L’ancien président tchadien Hissène Habré a été condamné à verser des dizaines de millions de dollars aux victimes d’atteintes aux droits humains après sa condamnation par un tribunal spécial en 2017. Mais au moment de sa mort en août, les victimes de Habré n’avaient toujours pas reçu un centime.

Le tribunal soutenu par l’Union africaine a jugé l’ex-dirigeant tchadien Hissène Habré au Sénégal et l’a reconnu coupable de crimes qu’il a commis dans les années 1980 – une première pour le continent.

Le 15 septembre, une équipe d’avocats de l’UA est arrivée au Tchad pour rencontrer des défenseurs des victimes, des avocats et des représentants du gouvernement, afin d’entamer le processus de création d’un fonds d’affectation spéciale pour les victimes de Habré.

Habré a supervisé le meurtre et la torture de dizaines de milliers de personnes pendant son règne en tant que président du Tchad de 1982 à 1990. Lorsqu’il a été condamné, l’Union africaine a reçu l’ordre de lever environ 150 millions de dollars qui seraient alloués à plus de 7 000 des victimes de Habré.

L’argent était censé provenir des avoirs de Habré, ainsi que de contributions extérieures. Mais les victimes n’ont toujours pas été payées.

Leur sort a suscité un regain d’attention en août lorsque Habré est décédé à peine cinq ans après sa condamnation à perpétuité. Jacqueline Moudeina est le conseil principal des victimes de Habré. Elle dit que l’Union africaine n’a pas fait beaucoup de progrès. Ils doivent encore meubler leur siège et embaucher un secrétaire exécutif, entre autres tâches.

« Il reste encore beaucoup à faire », dit-elle. « Ils ont attendu quatre ans, et ils ne savent pas combien d’années il leur faudra encore attendre. » Si cela ne tenait qu’à elle, ils auraient tout fait en une semaine.

Une tâche importante consiste à collecter des fonds. Maadjitonke Trahohgra, directeur général du ministère tchadien de la Justice, a déclaré que le gouvernement tchadien contribuerait au fonds d’affectation spéciale, mais il ne sait pas combien.

Il dit que de nombreuses victimes sont déjà décédées, mais le fonds apportera un soulagement à ceux qui ont survécu.

Clément Abaifouta est l’une des victimes survivantes torturées pendant quatre ans sous le règne de Habré.

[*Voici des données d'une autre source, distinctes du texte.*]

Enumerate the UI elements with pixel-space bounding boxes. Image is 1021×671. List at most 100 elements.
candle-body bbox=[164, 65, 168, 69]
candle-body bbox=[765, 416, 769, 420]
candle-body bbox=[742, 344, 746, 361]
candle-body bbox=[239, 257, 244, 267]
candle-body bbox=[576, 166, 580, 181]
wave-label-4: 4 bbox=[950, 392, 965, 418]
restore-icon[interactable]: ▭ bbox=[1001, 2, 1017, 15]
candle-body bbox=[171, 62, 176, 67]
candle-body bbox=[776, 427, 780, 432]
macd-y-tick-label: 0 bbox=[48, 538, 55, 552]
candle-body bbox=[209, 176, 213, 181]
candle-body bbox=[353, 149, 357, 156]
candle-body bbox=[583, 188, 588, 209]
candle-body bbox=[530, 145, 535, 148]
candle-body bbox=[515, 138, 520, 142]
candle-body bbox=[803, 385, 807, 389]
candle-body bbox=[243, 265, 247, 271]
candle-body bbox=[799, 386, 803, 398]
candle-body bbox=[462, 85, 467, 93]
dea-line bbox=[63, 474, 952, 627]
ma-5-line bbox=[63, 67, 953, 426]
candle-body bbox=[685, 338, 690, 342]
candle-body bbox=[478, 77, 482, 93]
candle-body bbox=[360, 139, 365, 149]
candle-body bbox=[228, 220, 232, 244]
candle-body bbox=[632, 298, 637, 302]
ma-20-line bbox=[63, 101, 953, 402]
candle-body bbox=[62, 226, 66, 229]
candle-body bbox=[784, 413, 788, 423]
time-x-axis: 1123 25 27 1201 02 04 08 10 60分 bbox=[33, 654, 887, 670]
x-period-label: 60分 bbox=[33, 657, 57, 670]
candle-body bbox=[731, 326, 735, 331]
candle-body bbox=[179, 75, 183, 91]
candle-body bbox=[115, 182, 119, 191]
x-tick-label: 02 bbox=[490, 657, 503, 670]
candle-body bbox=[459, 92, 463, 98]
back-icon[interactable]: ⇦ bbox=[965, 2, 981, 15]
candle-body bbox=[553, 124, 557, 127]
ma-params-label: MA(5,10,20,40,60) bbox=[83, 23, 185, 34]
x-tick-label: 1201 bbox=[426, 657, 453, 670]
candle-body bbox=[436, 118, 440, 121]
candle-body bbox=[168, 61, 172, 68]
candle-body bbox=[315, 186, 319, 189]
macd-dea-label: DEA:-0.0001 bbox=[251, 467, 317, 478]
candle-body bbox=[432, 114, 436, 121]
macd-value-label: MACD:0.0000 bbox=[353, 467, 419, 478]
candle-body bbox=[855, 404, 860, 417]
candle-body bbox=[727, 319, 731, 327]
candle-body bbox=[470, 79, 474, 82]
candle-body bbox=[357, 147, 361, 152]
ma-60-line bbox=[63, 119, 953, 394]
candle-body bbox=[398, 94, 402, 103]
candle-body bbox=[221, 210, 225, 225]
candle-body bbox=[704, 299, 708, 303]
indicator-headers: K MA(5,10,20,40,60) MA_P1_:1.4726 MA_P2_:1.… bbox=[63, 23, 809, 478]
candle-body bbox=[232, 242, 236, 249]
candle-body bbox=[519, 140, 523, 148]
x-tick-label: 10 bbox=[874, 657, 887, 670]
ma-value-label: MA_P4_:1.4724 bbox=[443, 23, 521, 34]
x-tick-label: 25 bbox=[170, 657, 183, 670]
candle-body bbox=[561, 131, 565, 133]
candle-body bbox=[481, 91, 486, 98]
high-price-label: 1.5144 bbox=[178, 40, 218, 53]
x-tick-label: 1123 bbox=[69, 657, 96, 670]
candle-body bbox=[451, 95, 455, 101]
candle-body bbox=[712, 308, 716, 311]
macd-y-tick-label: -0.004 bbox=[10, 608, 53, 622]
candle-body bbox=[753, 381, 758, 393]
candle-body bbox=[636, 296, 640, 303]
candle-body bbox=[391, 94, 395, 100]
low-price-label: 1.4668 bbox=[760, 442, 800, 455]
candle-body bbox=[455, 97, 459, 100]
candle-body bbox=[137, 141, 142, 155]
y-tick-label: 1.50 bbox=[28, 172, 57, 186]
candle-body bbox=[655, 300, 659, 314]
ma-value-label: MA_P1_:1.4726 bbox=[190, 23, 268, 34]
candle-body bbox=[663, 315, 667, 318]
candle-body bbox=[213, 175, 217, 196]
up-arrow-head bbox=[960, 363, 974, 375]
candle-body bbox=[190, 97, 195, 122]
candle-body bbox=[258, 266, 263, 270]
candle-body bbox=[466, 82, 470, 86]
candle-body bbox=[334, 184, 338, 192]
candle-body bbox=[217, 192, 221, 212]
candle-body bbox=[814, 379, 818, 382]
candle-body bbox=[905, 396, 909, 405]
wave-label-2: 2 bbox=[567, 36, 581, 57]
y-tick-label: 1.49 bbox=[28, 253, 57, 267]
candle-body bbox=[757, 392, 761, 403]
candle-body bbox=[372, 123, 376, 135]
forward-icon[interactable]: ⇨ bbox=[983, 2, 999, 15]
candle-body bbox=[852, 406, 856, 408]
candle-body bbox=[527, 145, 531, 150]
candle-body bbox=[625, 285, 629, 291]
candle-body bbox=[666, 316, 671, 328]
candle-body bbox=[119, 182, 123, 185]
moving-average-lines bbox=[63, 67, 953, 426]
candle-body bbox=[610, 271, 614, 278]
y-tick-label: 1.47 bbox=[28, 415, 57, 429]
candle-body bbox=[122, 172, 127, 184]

Il a été témoin de la mort de nombreux codétenus et, dans certains cas, a été contraint de creuser leurs tombes.

Aujourd’hui âgé de 63 ans, il est président de l’Association des victimes des crimes du régime d’Hissène Habré, une organisation qui défend les victimes et leurs familles.

Il dit maintenant que l’Union africaine est venue accélérer le processus, les victimes sont satisfaites et elles espèrent que le processus ira plus vite que prévu. Des experts de l’Union africaine prévoient de retourner au Tchad dans les semaines à venir pour poursuivre la mise en place du fonds fiduciaire.